Indeed it was a feature I also was waiting for a long time: I’m running my own IMAP server for years now, but that’s a bit of a hassle as I need to keep Enterprise online to get it to work and so on. Well, now I can move everything on GMail and just use that, right? Well, somewhat.

While GMail’s IMAP server works perfectly fine from the Nokia E61 and from Apple’s Mail on my MacBook Pro, it does not work correctly with Claws Mail, and I have no idea why yet.

Sniffing the traffic to know what’s going on is a bit difficult considering that the whole conversation is over SSL, so I will have to wait for Ticho to respond to my ping so I can ask him how to debug it.

On the other hand, I have to say I’m quite full of spam on my GMail account, even if their antispam filter is quite good on its own. Unfortunately up to now I used GMail mostly with POP3 and fetchmail (beside the time when Enterprise was down of course), so even when the spam passed through the filter, it was often filtered out by SpamAssassin, and trying to clean it up from GMail’s All Mail was a long and boring task (I did it a few times for the first 20 pages or so then I stopped because it was too boring and too long). Marking stuff as spam with Apple’s Mail and IMAP instead sounds easier: I can just change the order of the mails so that the ones with priority set are grouped, or group them by sender or subject, then I can select all of them and just move them on the Spam folder. Quick and easy, mostly. The problem is that I gave order to Apple’s Mail to move more than two thousands messages, and it’s taking some time to give the orders to the server.

And today is a long day..

Comments 3
  1. Yes I’ve read it. But probably it’s not just GMail, if three clients work fine with GMail’s implementation.I tend to agree with the usual vademecum of interoperability: “be liberal in what you accept, and conservative in what you send”, so I would still find the fault in Claws.In the mean time, I moved to use KMail again.
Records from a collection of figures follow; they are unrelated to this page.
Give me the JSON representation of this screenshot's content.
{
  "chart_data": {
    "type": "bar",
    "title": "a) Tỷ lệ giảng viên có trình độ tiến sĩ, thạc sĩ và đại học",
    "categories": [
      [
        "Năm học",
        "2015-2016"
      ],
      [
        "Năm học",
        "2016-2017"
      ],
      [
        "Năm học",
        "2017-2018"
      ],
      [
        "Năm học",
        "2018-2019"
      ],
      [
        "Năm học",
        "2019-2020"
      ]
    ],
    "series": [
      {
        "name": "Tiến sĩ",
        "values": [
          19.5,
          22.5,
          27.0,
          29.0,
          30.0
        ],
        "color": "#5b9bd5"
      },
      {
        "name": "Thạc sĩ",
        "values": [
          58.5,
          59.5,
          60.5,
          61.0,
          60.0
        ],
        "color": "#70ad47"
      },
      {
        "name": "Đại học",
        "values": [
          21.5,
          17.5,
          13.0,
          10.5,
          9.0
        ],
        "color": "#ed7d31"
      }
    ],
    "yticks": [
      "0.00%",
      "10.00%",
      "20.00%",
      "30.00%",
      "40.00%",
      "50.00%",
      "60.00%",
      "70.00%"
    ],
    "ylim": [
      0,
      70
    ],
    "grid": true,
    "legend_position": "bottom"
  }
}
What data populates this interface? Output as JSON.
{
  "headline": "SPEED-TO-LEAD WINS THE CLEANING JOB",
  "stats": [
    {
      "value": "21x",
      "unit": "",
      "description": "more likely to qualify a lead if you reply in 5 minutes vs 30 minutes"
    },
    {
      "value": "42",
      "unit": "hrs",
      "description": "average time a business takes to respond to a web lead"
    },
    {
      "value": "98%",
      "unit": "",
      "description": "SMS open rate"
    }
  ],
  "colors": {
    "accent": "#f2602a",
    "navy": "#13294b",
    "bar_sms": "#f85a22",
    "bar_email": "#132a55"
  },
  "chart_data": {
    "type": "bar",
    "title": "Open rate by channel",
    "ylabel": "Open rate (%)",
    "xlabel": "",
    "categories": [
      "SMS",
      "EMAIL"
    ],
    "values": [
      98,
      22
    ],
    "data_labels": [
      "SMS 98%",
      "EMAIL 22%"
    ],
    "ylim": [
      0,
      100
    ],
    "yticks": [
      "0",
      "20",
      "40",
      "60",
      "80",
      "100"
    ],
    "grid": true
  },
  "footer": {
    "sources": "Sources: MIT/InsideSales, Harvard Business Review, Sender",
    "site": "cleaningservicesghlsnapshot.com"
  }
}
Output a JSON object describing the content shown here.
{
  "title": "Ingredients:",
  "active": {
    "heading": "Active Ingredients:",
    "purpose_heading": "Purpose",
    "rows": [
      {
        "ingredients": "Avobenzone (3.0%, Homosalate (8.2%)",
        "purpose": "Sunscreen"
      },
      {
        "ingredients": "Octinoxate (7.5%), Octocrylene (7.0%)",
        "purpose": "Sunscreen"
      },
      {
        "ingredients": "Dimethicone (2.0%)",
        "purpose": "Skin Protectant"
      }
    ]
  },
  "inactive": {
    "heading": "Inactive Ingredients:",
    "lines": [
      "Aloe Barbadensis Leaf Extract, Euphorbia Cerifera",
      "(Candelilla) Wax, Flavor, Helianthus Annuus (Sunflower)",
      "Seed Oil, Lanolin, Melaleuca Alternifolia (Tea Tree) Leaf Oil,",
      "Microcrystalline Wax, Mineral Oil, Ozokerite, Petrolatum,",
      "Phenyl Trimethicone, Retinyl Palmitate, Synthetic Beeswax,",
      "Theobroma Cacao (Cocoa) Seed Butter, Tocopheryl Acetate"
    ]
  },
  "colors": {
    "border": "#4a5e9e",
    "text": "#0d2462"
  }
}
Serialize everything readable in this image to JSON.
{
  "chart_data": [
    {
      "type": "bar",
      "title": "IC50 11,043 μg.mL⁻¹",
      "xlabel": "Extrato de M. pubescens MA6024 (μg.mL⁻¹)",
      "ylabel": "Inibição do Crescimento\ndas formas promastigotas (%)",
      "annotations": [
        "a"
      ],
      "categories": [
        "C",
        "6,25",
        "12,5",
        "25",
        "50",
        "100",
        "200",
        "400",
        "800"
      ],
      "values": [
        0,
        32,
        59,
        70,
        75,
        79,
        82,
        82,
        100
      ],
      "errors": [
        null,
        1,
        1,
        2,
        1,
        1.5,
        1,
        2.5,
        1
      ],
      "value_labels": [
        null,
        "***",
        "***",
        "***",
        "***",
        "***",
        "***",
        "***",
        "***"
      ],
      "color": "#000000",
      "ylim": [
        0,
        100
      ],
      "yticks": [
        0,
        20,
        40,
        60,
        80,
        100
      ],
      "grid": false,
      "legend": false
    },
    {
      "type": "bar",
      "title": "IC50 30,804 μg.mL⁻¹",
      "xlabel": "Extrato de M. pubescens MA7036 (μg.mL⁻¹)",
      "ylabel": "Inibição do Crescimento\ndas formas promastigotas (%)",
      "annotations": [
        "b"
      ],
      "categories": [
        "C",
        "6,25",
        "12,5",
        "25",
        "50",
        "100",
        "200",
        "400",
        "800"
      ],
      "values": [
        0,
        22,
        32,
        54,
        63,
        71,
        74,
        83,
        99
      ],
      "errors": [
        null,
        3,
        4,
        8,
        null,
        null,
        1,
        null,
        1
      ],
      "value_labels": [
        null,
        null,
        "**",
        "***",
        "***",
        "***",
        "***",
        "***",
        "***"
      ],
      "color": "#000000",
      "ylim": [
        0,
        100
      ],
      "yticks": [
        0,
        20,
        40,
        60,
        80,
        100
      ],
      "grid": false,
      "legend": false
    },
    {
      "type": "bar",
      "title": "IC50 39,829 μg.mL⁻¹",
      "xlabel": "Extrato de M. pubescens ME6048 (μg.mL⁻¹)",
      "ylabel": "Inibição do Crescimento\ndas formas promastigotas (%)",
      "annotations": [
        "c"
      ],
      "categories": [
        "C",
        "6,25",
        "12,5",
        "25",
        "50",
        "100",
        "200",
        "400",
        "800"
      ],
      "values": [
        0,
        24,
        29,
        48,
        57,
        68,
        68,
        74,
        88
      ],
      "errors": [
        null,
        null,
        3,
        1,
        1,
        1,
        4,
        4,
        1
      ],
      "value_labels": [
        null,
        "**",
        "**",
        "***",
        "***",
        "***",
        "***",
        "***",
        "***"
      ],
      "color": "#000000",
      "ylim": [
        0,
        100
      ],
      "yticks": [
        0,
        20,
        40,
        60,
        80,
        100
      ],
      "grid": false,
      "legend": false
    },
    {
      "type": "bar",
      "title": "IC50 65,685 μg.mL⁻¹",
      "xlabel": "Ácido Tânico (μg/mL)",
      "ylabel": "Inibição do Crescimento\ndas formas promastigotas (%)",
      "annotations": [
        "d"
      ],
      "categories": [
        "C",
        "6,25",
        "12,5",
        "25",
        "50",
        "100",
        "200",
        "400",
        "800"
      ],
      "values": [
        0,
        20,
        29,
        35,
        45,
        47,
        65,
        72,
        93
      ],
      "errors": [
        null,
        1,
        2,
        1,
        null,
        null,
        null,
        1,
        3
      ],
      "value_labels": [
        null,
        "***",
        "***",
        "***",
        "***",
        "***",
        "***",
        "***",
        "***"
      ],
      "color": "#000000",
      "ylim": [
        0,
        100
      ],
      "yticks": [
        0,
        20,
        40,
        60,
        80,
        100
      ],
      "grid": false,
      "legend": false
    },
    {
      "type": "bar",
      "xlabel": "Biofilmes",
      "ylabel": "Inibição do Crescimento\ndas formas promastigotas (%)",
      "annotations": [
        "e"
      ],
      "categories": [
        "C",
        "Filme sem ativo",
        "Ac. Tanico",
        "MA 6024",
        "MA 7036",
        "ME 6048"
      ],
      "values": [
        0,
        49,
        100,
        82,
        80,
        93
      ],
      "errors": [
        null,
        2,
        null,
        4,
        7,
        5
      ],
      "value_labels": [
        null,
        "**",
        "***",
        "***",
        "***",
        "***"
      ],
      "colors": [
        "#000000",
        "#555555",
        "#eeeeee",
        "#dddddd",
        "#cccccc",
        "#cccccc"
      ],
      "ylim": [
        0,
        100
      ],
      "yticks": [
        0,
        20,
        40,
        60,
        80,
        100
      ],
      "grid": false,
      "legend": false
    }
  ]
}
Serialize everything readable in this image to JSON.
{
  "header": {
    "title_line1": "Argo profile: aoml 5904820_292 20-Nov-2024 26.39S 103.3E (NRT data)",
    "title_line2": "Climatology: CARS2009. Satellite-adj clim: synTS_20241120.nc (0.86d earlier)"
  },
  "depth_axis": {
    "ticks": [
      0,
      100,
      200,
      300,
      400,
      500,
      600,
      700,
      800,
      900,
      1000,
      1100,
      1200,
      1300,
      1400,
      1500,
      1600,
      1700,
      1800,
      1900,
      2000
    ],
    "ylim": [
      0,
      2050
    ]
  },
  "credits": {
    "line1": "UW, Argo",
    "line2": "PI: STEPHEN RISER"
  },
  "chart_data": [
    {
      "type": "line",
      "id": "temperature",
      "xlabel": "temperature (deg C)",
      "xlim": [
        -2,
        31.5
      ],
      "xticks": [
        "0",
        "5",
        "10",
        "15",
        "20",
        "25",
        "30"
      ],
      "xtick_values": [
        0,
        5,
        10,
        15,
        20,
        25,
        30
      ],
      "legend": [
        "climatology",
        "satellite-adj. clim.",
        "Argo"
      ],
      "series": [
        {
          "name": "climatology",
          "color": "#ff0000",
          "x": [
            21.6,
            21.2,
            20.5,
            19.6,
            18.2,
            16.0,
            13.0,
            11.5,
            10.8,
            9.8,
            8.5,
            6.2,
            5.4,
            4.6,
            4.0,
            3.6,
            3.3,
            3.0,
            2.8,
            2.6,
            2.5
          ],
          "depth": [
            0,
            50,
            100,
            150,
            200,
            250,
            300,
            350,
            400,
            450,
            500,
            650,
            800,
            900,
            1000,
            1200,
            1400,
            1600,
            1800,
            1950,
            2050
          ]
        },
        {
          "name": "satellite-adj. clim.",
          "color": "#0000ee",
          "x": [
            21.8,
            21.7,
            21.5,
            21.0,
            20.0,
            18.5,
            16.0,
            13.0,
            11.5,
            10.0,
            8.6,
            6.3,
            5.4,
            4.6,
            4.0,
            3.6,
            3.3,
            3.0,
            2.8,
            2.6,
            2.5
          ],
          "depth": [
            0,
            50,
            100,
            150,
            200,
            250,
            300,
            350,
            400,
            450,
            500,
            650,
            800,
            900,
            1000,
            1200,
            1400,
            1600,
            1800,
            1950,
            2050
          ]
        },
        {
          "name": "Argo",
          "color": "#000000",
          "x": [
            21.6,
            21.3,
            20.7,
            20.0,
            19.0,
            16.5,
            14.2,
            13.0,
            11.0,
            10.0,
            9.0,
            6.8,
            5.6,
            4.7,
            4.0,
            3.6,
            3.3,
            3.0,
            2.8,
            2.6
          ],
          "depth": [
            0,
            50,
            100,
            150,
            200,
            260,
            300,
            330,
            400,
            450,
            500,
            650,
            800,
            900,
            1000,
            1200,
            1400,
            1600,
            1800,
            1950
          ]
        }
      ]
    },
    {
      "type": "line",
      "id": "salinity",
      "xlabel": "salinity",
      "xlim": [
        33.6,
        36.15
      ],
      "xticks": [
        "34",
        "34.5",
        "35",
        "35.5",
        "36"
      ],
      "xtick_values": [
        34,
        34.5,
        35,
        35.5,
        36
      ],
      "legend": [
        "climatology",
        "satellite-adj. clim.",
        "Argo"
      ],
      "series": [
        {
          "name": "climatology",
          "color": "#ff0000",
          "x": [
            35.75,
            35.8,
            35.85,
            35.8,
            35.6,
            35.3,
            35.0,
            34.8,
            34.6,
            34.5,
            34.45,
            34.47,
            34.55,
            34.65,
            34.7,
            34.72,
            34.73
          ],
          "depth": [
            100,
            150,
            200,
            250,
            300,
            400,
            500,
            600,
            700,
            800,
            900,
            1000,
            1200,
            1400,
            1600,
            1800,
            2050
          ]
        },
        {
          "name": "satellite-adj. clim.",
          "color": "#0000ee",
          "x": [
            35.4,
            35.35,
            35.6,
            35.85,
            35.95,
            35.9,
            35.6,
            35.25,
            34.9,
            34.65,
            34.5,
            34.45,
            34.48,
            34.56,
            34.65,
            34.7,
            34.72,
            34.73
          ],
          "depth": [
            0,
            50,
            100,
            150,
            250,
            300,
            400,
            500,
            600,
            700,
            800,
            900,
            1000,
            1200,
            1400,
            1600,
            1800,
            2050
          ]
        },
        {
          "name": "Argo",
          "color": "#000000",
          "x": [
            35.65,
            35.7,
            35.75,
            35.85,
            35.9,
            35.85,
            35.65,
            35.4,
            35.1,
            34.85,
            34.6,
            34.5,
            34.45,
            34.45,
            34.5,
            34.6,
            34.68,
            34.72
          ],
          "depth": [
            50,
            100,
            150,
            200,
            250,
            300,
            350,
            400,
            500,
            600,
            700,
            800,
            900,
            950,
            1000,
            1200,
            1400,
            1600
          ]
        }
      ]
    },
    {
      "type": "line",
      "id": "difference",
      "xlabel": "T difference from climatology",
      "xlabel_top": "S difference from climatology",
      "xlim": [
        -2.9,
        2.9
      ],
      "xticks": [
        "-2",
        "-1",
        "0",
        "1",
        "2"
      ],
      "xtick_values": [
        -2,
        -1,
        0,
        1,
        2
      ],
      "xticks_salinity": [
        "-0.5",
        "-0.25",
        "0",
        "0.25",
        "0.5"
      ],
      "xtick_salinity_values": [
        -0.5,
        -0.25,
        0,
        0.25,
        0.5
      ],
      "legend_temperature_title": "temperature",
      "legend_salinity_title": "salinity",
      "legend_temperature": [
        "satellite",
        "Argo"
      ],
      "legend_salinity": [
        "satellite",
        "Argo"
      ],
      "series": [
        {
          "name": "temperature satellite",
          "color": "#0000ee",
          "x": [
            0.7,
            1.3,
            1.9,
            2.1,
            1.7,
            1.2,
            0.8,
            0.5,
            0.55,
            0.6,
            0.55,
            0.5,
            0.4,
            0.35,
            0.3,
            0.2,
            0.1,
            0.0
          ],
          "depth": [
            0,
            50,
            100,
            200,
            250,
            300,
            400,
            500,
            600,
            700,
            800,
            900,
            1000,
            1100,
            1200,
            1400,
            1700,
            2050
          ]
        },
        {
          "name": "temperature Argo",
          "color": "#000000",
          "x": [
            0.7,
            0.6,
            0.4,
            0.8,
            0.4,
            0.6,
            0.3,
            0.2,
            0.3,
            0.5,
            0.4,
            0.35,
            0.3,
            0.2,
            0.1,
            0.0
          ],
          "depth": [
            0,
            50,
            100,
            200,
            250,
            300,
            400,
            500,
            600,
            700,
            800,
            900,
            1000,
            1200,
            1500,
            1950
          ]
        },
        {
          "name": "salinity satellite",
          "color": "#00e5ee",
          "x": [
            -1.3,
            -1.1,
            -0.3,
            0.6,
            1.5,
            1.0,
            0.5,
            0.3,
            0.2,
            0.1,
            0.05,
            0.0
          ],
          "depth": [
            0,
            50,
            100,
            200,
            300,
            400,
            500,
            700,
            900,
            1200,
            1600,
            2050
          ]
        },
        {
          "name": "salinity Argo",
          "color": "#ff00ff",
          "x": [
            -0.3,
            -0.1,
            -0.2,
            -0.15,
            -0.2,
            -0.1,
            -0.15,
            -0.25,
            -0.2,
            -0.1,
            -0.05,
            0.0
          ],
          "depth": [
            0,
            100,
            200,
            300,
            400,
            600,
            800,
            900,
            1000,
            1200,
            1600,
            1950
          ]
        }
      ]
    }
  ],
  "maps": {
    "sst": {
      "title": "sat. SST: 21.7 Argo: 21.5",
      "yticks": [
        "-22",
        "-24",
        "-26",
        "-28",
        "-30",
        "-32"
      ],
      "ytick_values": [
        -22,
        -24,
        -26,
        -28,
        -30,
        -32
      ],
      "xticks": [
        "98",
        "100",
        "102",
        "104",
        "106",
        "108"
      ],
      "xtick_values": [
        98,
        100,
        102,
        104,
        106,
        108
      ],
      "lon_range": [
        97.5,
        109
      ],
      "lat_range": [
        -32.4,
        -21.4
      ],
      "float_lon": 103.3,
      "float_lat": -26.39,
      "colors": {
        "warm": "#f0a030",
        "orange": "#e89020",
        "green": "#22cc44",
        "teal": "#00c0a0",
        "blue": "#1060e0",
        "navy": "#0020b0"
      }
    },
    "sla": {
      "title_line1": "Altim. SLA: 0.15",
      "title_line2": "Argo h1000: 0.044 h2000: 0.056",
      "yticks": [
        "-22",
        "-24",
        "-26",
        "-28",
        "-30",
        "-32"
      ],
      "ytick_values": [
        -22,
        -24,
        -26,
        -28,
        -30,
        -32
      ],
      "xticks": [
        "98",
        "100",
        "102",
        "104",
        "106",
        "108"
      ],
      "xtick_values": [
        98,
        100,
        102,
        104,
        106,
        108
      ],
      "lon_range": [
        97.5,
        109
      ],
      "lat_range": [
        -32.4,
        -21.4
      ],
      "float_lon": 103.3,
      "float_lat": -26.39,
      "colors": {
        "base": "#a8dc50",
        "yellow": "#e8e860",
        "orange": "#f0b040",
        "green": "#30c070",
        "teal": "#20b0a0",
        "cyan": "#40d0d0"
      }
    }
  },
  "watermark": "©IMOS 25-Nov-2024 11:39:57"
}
  2. Yes, it is just GMail. Claws Mail uses a strict IMAP parser and doesn’t try to use tricks to parse unparseable stuff.For example, one of the STATUS reply is in the format:* STATUS $foldername (MESSAGES x UIDNEXT Y …)foldernames containing spaces should be quoted, like* STATUS “[Gmail]/All mail” (MESSAGES x UIDNEXT Y …)Gmail doesn’t put quotes there. We can (and probably will) put a workaround. But then parsing will fail with any folder containing parentheses in its name: how to parse the STATUS reply for a folder named, for example, “MyFolder (MESSAGES)” if it’s not quoted?* STATUS MyFolder (MESSAGES) (MESSAGES X UIDNEXT Y …)Does this look good now?It’s not about being liberal in what we accept (we know this principle), it’s about being robust and avoid worse crap-induced problems than not being able to open a folder.